Through the wonders of science and legs (they allow you to run!), they manage to escape the Daleks, finding the company of the Thals, who have renounced their warrior pasts in favor of hoping for peace. But there’s a little problem: Ian left a missing piece of the TARDIS back in the city, and now he and The Doctor have to convince the Thals to drop their pacifist ways in order to satisfy their own needs. Obviously, it’s a win/win situation and nothing can go wrong. Well, okay, some of the Thals die. But The Doctor and his cohorts make their way back to the fully functioning TARDIS with relative ease, which leads us to…
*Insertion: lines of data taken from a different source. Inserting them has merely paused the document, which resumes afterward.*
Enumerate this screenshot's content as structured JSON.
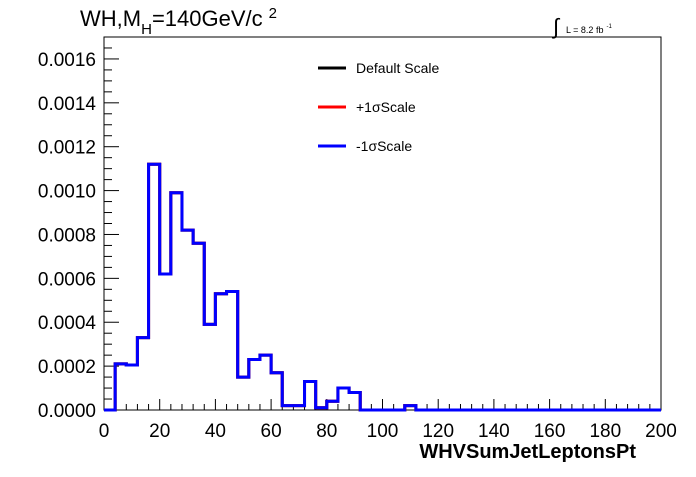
{
  "chart_data": {
    "type": "histogram",
    "title_prefix": "WH,M",
    "title_sub": "H",
    "title_suffix": "=140GeV/c",
    "title_sup": "2",
    "lumi_label": "L = 8.2 fb",
    "lumi_sup": "-1",
    "xlabel": "WHVSumJetLeptonsPt",
    "ylabel": "",
    "xlim": [
      0,
      200
    ],
    "ylim": [
      0,
      0.0017
    ],
    "x_ticks": [
      0,
      20,
      40,
      60,
      80,
      100,
      120,
      140,
      160,
      180,
      200
    ],
    "x_tick_labels": [
      "0",
      "20",
      "40",
      "60",
      "80",
      "100",
      "120",
      "140",
      "160",
      "180",
      "200"
    ],
    "y_ticks": [
      0,
      0.0002,
      0.0004,
      0.0006,
      0.0008,
      0.001,
      0.0012,
      0.0014,
      0.0016
    ],
    "y_tick_labels": [
      "0.0000",
      "0.0002",
      "0.0004",
      "0.0006",
      "0.0008",
      "0.0010",
      "0.0012",
      "0.0014",
      "0.0016"
    ],
    "bin_width": 4,
    "bin_edges_start": 0,
    "series": [
      {
        "name": "Default Scale",
        "color": "#000000",
        "values": [
          0,
          0.00021,
          0.000205,
          0.00033,
          0.00112,
          0.00062,
          0.00099,
          0.00082,
          0.00076,
          0.00039,
          0.00053,
          0.00054,
          0.00015,
          0.00023,
          0.00025,
          0.00017,
          2e-05,
          2e-05,
          0.00013,
          1e-05,
          4e-05,
          0.0001,
          8e-05,
          0,
          0,
          0,
          0,
          2e-05,
          0,
          0,
          0,
          0,
          0,
          0,
          0,
          0,
          0,
          0,
          0,
          0,
          0,
          0,
          0,
          0,
          0,
          0,
          0,
          0,
          0,
          0
        ]
      },
      {
        "name": "+1σScale",
        "color": "#ff0000",
        "values": [
          0,
          0.00021,
          0.000205,
          0.00033,
          0.00112,
          0.00062,
          0.00099,
          0.00082,
          0.00076,
          0.00039,
          0.00053,
          0.00054,
          0.00015,
          0.00023,
          0.00025,
          0.00017,
          2e-05,
          2e-05,
          0.00013,
          1e-05,
          4e-05,
          0.0001,
          8e-05,
          0,
          0,
          0,
          0,
          2e-05,
          0,
          0,
          0,
          0,
          0,
          0,
          0,
          0,
          0,
          0,
          0,
          0,
          0,
          0,
          0,
          0,
          0,
          0,
          0,
          0,
          0,
          0
        ]
      },
      {
        "name": "-1σScale",
        "color": "#0000ff",
        "values": [
          0,
          0.00021,
          0.000205,
          0.00033,
          0.00112,
          0.00062,
          0.00099,
          0.00082,
          0.00076,
          0.00039,
          0.00053,
          0.00054,
          0.00015,
          0.00023,
          0.00025,
          0.00017,
          2e-05,
          2e-05,
          0.00013,
          1e-05,
          4e-05,
          0.0001,
          8e-05,
          0,
          0,
          0,
          0,
          2e-05,
          0,
          0,
          0,
          0,
          0,
          0,
          0,
          0,
          0,
          0,
          0,
          0,
          0,
          0,
          0,
          0,
          0,
          0,
          0,
          0,
          0,
          0
        ]
      }
    ],
    "legend_position": "top-center",
    "grid": false
  }
}
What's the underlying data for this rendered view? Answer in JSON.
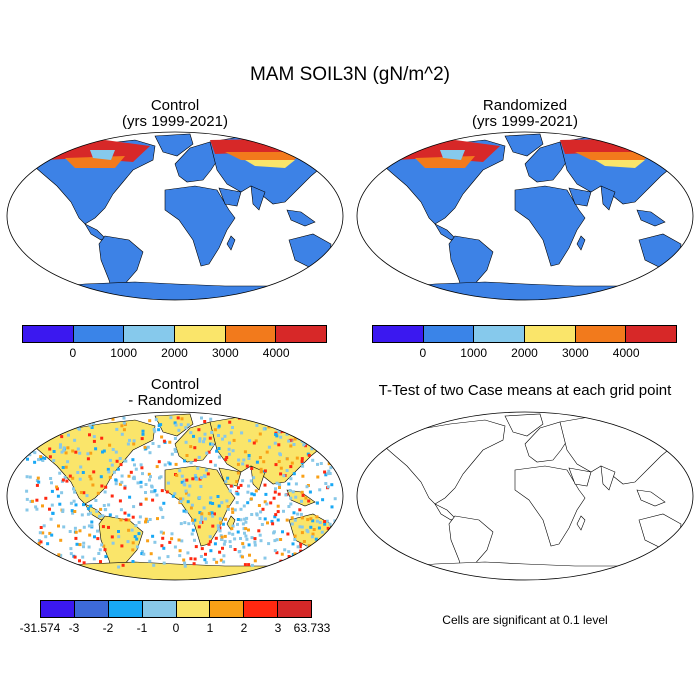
{
  "title": "MAM SOIL3N (gN/m^2)",
  "panels": {
    "control": {
      "title_line1": "Control",
      "title_line2": "(yrs 1999-2021)"
    },
    "randomized": {
      "title_line1": "Randomized",
      "title_line2": "(yrs 1999-2021)"
    },
    "difference": {
      "title_line1": "Control",
      "title_line2": "- Randomized"
    },
    "ttest": {
      "title": "T-Test of two Case means at each grid point",
      "note": "Cells are significant at 0.1 level"
    }
  },
  "colors": {
    "ocean": "#ffffff",
    "land_abs": "#3d82e6",
    "coast": "#000000",
    "significant": "#e00000"
  },
  "colorbars": {
    "absolute": {
      "colors": [
        "#3b18f0",
        "#3a84e8",
        "#86c9ec",
        "#fae56a",
        "#f27a1c",
        "#d72828"
      ],
      "labels": [
        "0",
        "1000",
        "2000",
        "3000",
        "4000"
      ]
    },
    "difference": {
      "colors": [
        "#3b18f0",
        "#3d6ad8",
        "#18a8f5",
        "#88c8e8",
        "#fae56a",
        "#f9a016",
        "#ff2810",
        "#d42828"
      ],
      "labels": [
        "-31.574",
        "-3",
        "-2",
        "-1",
        "0",
        "1",
        "2",
        "3",
        "63.733"
      ]
    }
  }
}
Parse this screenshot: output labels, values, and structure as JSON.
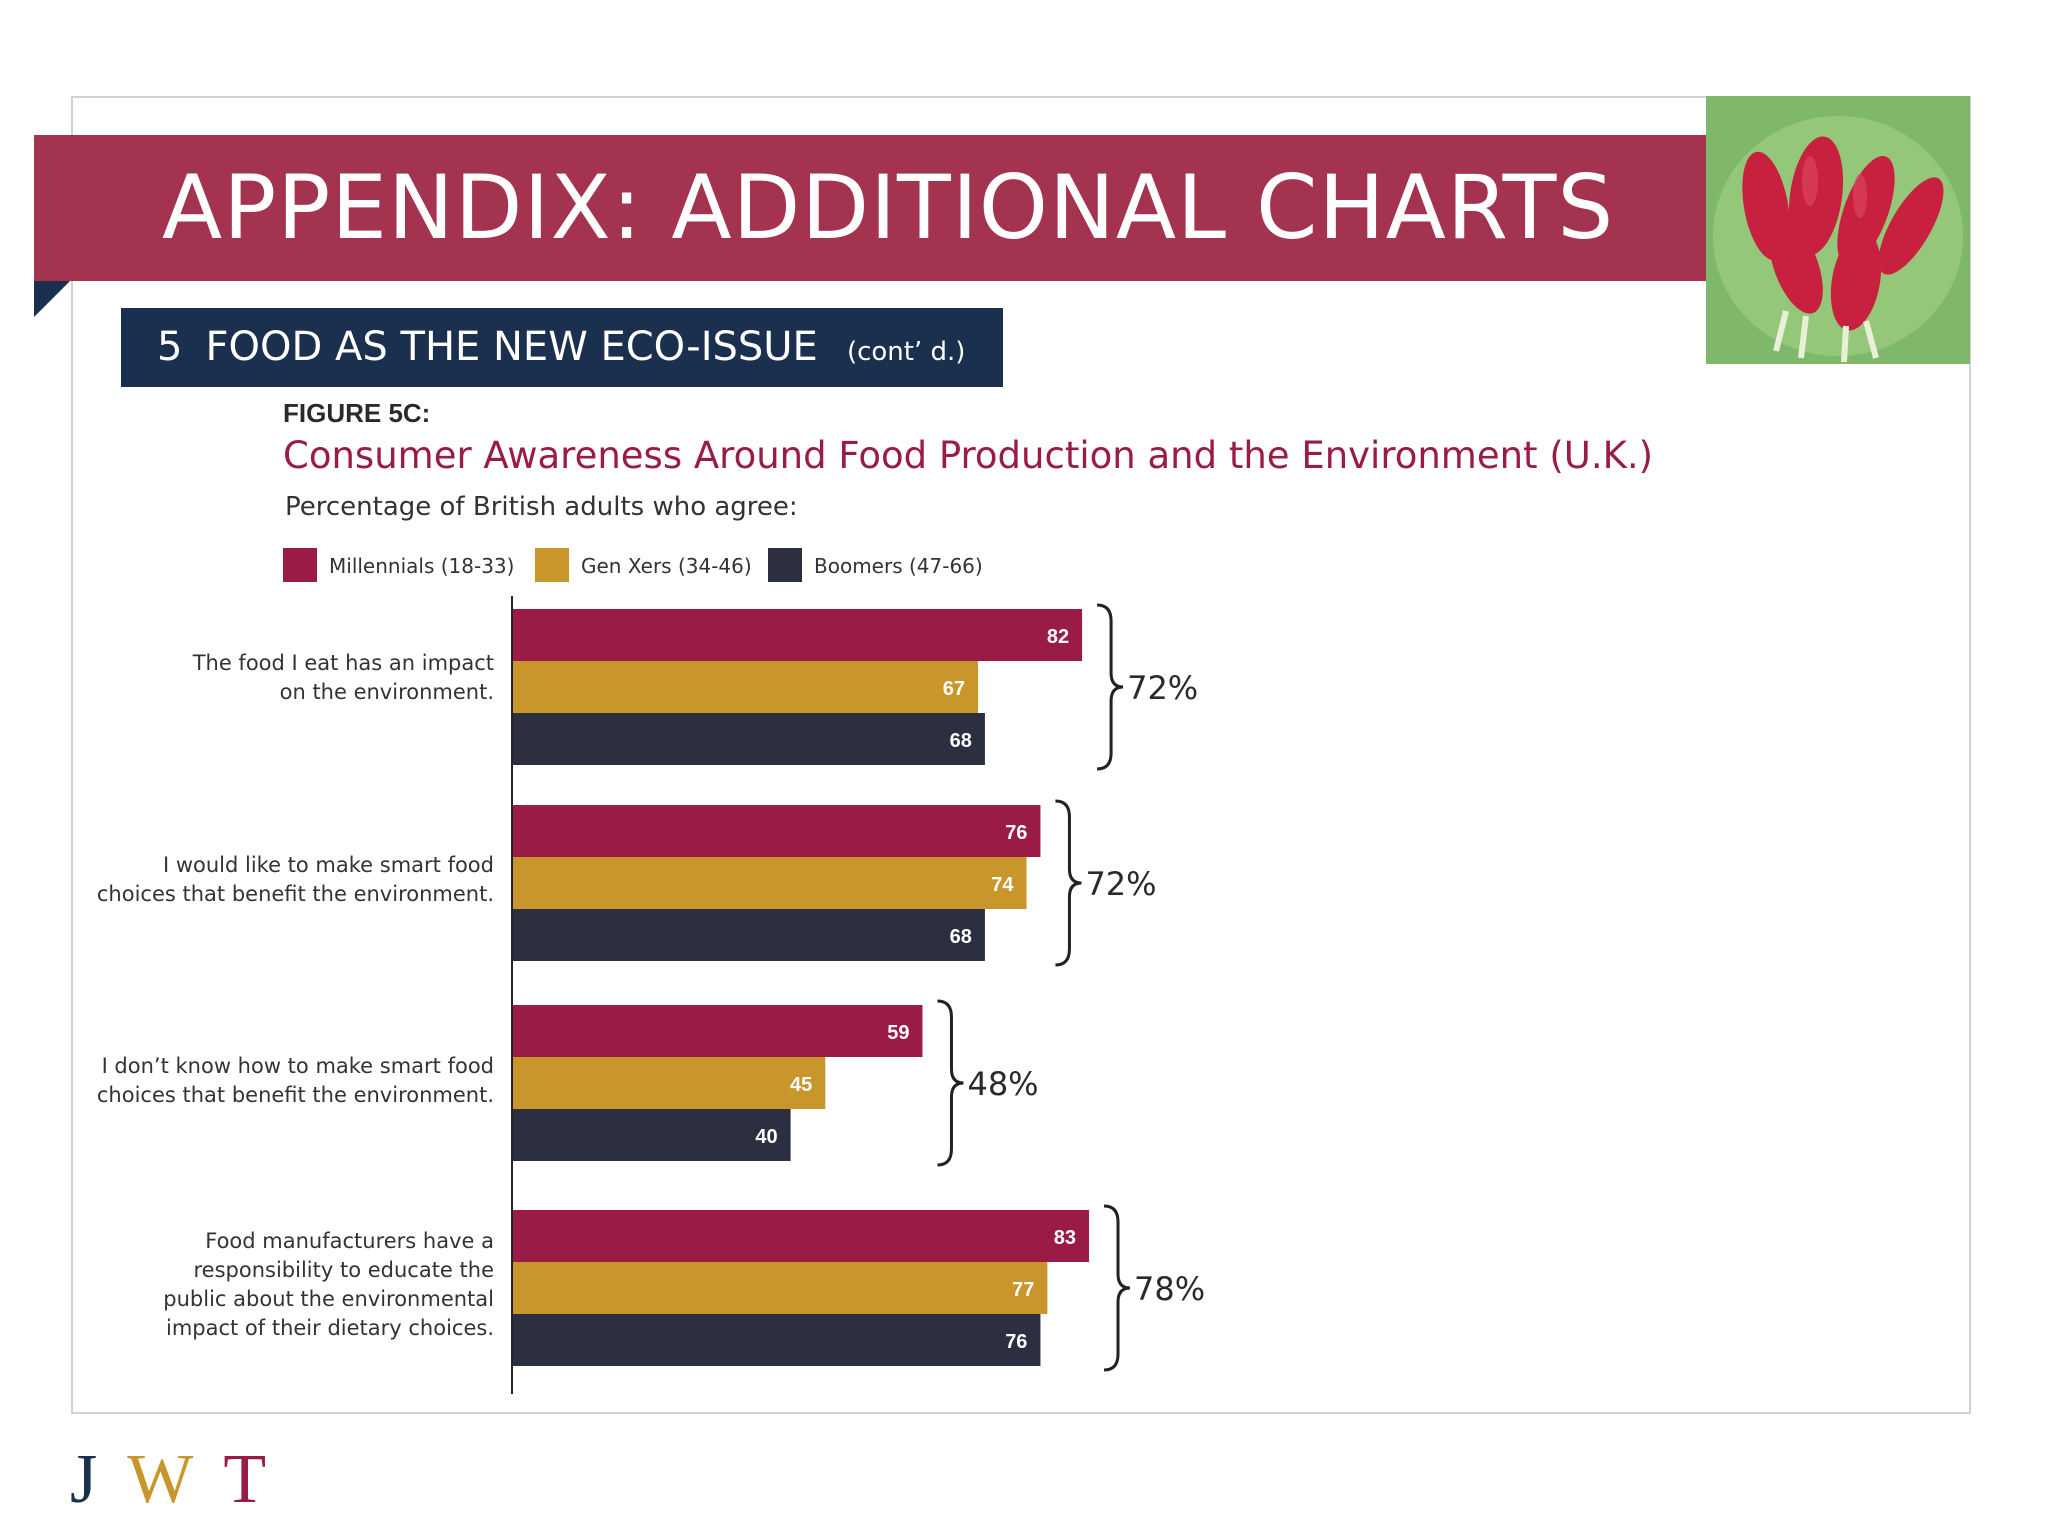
{
  "slide": {
    "title": "APPENDIX: ADDITIONAL CHARTS",
    "section_number": "5",
    "section_title": "FOOD AS THE NEW ECO-ISSUE",
    "section_cont": "(cont’ d.)",
    "logo": {
      "j": "J",
      "w": "W",
      "t": "T"
    }
  },
  "colors": {
    "banner": "#a3334f",
    "section_bar": "#1b2f4e",
    "millennials": "#9b1b47",
    "genx": "#c9962b",
    "boomers": "#2c2f3f",
    "title_text": "#9b1b47"
  },
  "chart_data": {
    "type": "bar",
    "orientation": "horizontal",
    "figure_label": "FIGURE 5C:",
    "title": "Consumer Awareness Around Food Production and the Environment (U.K.)",
    "subtitle": "Percentage of British adults who agree:",
    "legend_position": "top-left",
    "xlim": [
      0,
      100
    ],
    "categories": [
      [
        "The food I eat has an impact",
        "on the environment."
      ],
      [
        "I would like to make smart food",
        "choices that benefit the environment."
      ],
      [
        "I don’t know how to make smart food",
        "choices that benefit the environment."
      ],
      [
        "Food manufacturers have a",
        "responsibility to educate the",
        "public about the environmental",
        "impact of their dietary choices."
      ]
    ],
    "series": [
      {
        "name": "Millennials (18-33)",
        "values": [
          82,
          76,
          59,
          83
        ]
      },
      {
        "name": "Gen Xers (34-46)",
        "values": [
          67,
          74,
          45,
          77
        ]
      },
      {
        "name": "Boomers (47-66)",
        "values": [
          68,
          68,
          40,
          76
        ]
      }
    ],
    "totals": [
      "72%",
      "72%",
      "48%",
      "78%"
    ]
  }
}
Disc Three: The Edge of Destruction
The shortest serial in the set (at two episodes) and a blatant time and money saver in the long run, The Edge of Destruction is surprisingly convoluted considering the previous stories’ straight-forwardness. After the chaos of the Daleks, the TARDIS crash-lands in a mysterious area, knocking The Doctor, Susan, Ian and Barbara out cold. When they all come to, they find the ship acting rather strange; doors open and close on their own, the ship’s water provider reads empty despite dispensing bags of the stuff, and a clock in the corner has melted down into a Dali-esque nightmare. Even with these alarming problems, something worse is going on: everyone has lost their memory, and Susan is starting to violently react to her surroundings. Could an alien life form have invaded the ship while the group was out cold? Is the ship trying to warn them about their meddling with time and space? Oh wait; it was just a loose wire. Sorry everyone.